Sugar beet is an extremely important crop in Europe - which means that the normal laws of the market have been suspended and replaced by a system devised in Brussels. Even though Tate & Lyle makes its sugar from foreign cane (its biggest suppliers are Mauritius and Swaziland), its price is under similar controls through EU arrangements with former colonies.

A minimum price, designed to ensure beet producers can make a living, is set by European ministers each year. It has not changed for the past three years, which explains the comparative stability of the sugar price in the shops.

What movements there have been come from exchange rate changes, and competition between retailers. The intervention price is set in European Currency Units. When an individual currency moves against the ECU, the price the farmers receive - and the buyers pay - moves with it. Prices moved up by pounds 100 a tonne at the end of 1992 as a result of 'Black Wednesday' in September, before the strengthening pound pulled them down again.

This does, however, explain why the price of sugar has gone up in British shops over the past three years, while in France, land of the franc fort, it has stayed steady.

Even in sterling terms, though, the intervention price has stayed remarkably steady: at the end of 1992 it was pounds 521 per tonne 'naked ex refinery'; a year later it was pounds 514, and now it is pounds 524.

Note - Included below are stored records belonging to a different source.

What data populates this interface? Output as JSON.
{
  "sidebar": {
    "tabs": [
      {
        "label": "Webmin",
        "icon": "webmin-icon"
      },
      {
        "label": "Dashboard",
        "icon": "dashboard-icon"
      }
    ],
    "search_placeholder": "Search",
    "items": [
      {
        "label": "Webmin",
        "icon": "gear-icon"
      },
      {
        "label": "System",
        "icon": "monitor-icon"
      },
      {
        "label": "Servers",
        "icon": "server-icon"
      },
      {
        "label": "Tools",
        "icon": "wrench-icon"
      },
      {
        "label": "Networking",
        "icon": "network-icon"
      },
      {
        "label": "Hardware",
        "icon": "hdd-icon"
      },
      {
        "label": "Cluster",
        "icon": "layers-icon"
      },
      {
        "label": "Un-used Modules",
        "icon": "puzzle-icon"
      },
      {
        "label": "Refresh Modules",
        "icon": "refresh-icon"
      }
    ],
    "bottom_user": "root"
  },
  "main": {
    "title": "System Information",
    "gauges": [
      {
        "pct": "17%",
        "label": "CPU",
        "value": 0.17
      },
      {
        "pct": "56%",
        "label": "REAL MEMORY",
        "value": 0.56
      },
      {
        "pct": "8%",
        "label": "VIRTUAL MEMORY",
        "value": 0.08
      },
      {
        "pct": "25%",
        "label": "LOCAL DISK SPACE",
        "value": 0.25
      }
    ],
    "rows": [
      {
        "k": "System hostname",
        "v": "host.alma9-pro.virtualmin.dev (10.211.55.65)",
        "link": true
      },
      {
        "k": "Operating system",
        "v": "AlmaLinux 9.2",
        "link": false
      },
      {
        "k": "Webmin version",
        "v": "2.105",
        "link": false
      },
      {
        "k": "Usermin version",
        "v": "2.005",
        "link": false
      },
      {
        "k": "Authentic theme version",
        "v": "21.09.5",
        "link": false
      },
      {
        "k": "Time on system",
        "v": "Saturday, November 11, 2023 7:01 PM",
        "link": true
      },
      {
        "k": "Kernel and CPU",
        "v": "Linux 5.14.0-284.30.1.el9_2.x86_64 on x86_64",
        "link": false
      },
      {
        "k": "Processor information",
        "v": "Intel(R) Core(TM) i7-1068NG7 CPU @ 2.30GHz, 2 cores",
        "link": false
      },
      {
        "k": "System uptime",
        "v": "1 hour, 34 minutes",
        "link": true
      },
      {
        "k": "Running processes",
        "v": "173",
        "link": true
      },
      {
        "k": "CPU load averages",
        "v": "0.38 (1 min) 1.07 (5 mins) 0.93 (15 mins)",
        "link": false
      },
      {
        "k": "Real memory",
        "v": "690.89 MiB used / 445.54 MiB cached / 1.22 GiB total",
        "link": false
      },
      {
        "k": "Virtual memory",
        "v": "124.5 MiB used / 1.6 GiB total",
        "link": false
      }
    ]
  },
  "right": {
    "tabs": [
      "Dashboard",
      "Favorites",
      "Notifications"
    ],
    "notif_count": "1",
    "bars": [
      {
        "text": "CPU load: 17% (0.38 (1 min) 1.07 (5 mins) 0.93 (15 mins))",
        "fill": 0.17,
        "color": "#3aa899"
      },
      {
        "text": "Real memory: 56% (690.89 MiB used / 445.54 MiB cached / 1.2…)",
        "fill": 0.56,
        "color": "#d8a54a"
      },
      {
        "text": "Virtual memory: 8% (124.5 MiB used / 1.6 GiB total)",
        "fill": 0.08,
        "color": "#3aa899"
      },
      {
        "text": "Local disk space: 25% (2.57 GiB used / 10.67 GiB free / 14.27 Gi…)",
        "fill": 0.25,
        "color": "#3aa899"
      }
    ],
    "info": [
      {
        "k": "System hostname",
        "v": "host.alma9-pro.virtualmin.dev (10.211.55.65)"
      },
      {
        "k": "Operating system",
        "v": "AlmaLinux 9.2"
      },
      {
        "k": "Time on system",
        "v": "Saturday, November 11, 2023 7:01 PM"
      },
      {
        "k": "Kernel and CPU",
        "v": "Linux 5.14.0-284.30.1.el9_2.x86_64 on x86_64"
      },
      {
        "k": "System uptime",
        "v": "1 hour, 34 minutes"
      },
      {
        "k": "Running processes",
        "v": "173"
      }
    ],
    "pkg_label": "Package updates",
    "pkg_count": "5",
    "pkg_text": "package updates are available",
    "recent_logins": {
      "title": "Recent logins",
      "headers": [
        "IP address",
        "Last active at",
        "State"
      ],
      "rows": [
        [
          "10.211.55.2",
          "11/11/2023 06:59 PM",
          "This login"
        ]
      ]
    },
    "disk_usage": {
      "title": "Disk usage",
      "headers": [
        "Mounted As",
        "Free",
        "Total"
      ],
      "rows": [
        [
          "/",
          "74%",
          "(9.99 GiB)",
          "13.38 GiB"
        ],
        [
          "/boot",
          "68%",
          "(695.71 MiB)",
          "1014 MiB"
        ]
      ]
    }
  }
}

Retailers have been pricing sugar keenly, to bring customers into their shops. Tate & Lyle pays pounds 500 a tonne for unrefined sugar, and most wholesalers would pay pounds 700 to pounds 800 a tonne for the refined version. However, some retailers have been selling sugar at 49p a kilo (or pounds 490 a tonne) - which suggests they are using it as a loss leader. 'If they want to lose money on it, that's up to them,' Tate says.

Coffee is a relief: the retail price really does follow the commodity price, though not, as Sainsbury says, on the same day. 'Peaks and troughs are allowed to balance out to avoid price changes being passed on unnecessarily frequently,' says a spokesman for Nestle, which has 55 per cent of the instant market. 'But it depends on the duration of the fluctuation. We felt this latest move was so substantial we had to react.'

The bad news for the consumer is that last week's rise was triggered by the comparatively modest rise between the middle and end of last year. That means that last week's jump will not feed through until the autumn. 'We regard increases as inevitable, but the markets are so volatile we can't say how big they will be,' the spokesman says.

Another product where retail has closely tracked wholesale is salmon. Norwegian overproduction pushed the price of Atlantic salmon down from pounds 1.78 per pound last summer to pounds 1.25 in the New Year.

The European Commission then took action to shore prices up, and they have now risen above pounds 1.50. The price of salmon, as tracked by the Central Statistical Office, has followed these movements closely - the index dropped from 136 a year ago to 106 in December, then recovered.

The trouble is, the CSO uses prices for tinned red salmon - a Pacific product that bears no relation to its upmarket Atlantic cousin. Correlation can be just as confusing as the lack of it.